Esther turned back as a light drizzle began to fall, and took a seat in the back row of the empty theater where Barnett
could easily spot her when he arrived. How long will it be before more of Miwokan's men succumb completely to the whiskey, the gold and the gambling? Esther wondered. She sighed as her thoughts turned to Solana and her husband. As clearly as though it were happening again, she pictured saying good-bye to Solana three mornings earlier.
She had awakened in their hut, groggy and beset by the worst headache she had ever experienced. The village was so silent she could hear the rush of the rain-swollen river more than fifty yards away. Mortified, she stared mutely out through the hut entrance at the sweathouse. Solana prepared breakfast and helped her dress without mention of the previous night, her husband, or how Esther had ended up sleeping near the children.

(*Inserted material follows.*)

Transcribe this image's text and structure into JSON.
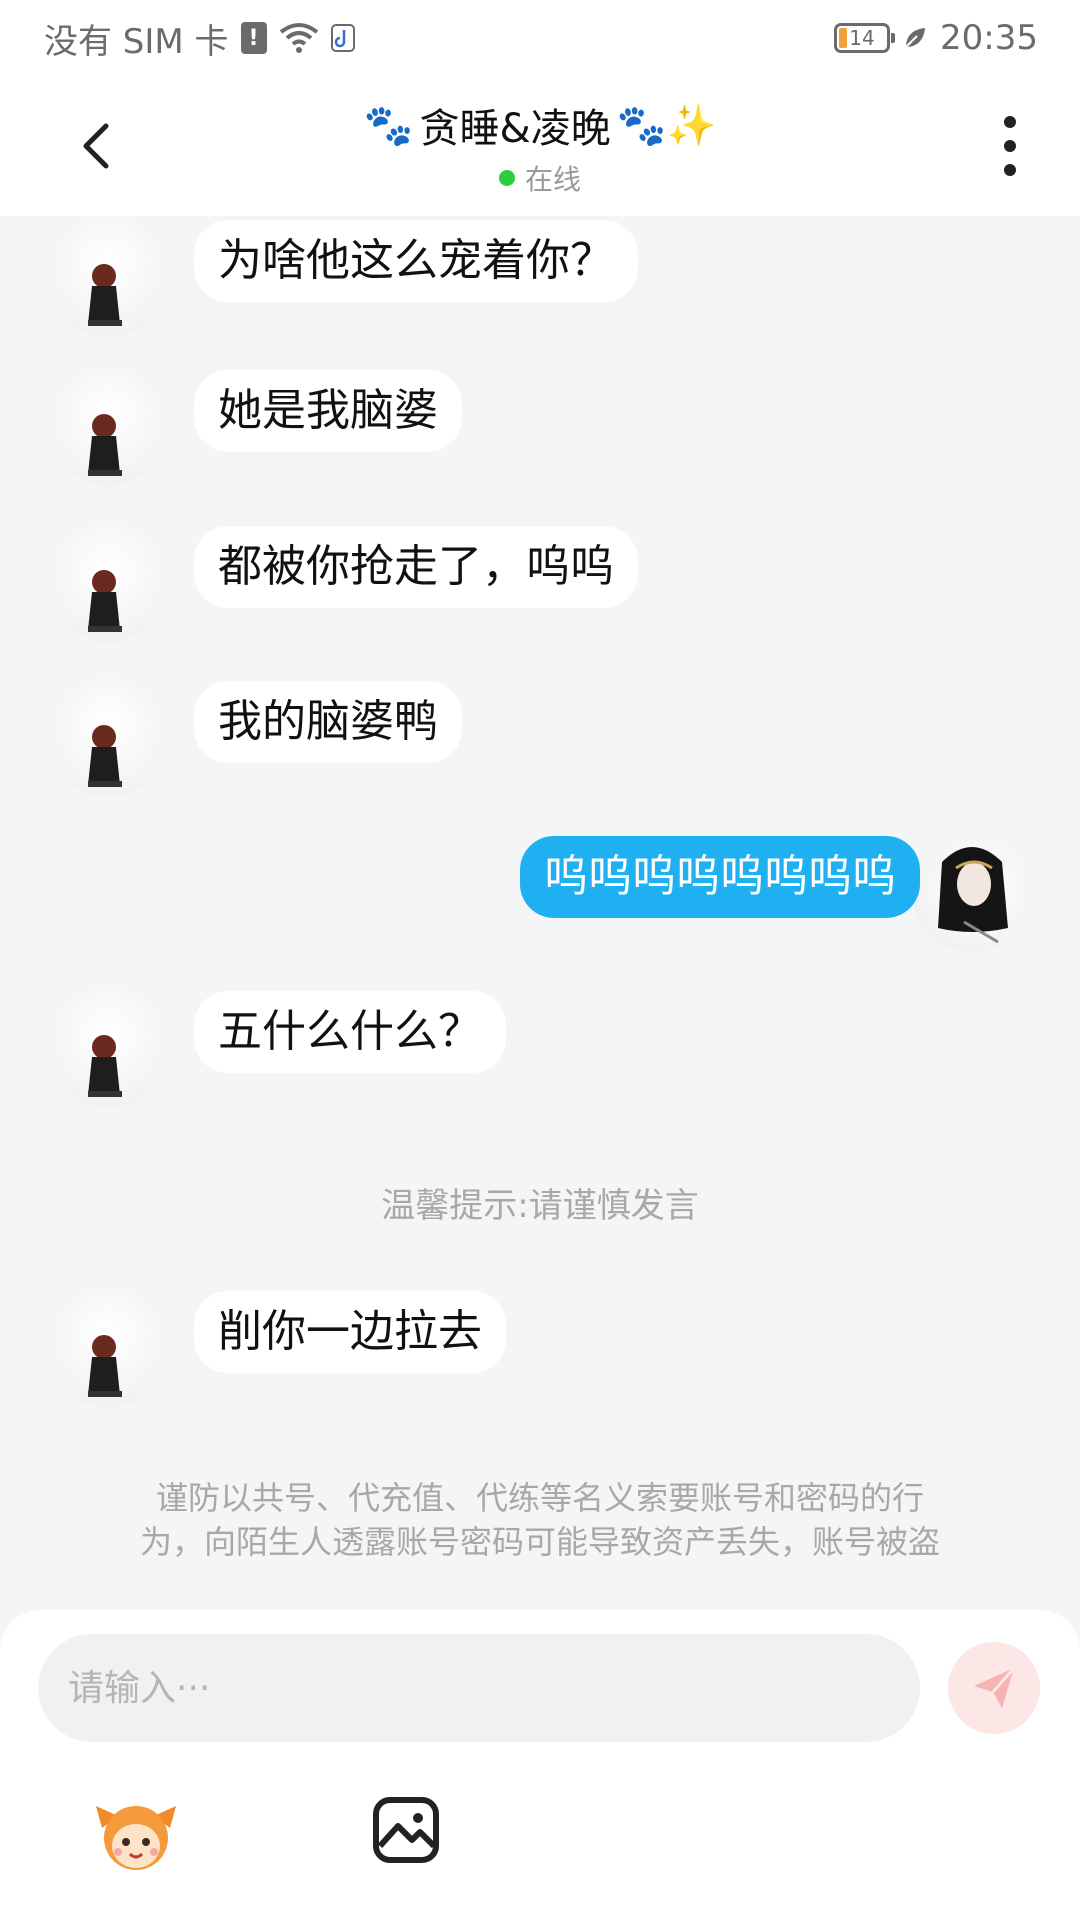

Miwokan was gone, off on a hunting sortie with several young braves. Despondent, scarcely aware that the sun had finally broken through the storm clouds, Esther slowly prepared to leave. She was about to climb into her saddle, ride to the cabin and then on to Sacramento in the buckboard with Murietta, when Solana reached out and touched the amulet hanging from her neck.
"Perhaps the gold heart made it work out well," the Indian woman said, smiling.
"Work out well?" Esther gasped. "I can never come here again!"
Solana stroked Esther's hair. "But nothing happened."
"Everything happened!" Esther said, trying not to cry.
"You passed out from what was in the pipe, and the sweating air."
"But that doesn't mean he…"
"What I thought… what I hoped would happen, happened. He saw what it would do to us, to his friendship with you. He knew how much I loved him to do this thing. And he carried you back here after giving you enough of the smoke to make you sleep. Then he came to me in our bed as he did when he was a young brave. And again, before anyone was awake this morning."
Esther's mouth dropped open. "And we did not? Nothing happened?"
"Nothing," Solana said, smiling happily.
"You actually thought it would not happen?"
"I knew two things could happen. That he would see things clearly, as he did. Or that you would lie with him, and afterward you would never come back. In time, knowing you hated him for it, knowing you would not be with him again, the pain in him would pass and he would force you from his mind. Which way did not matter. I knew that one or the other would give him back to me."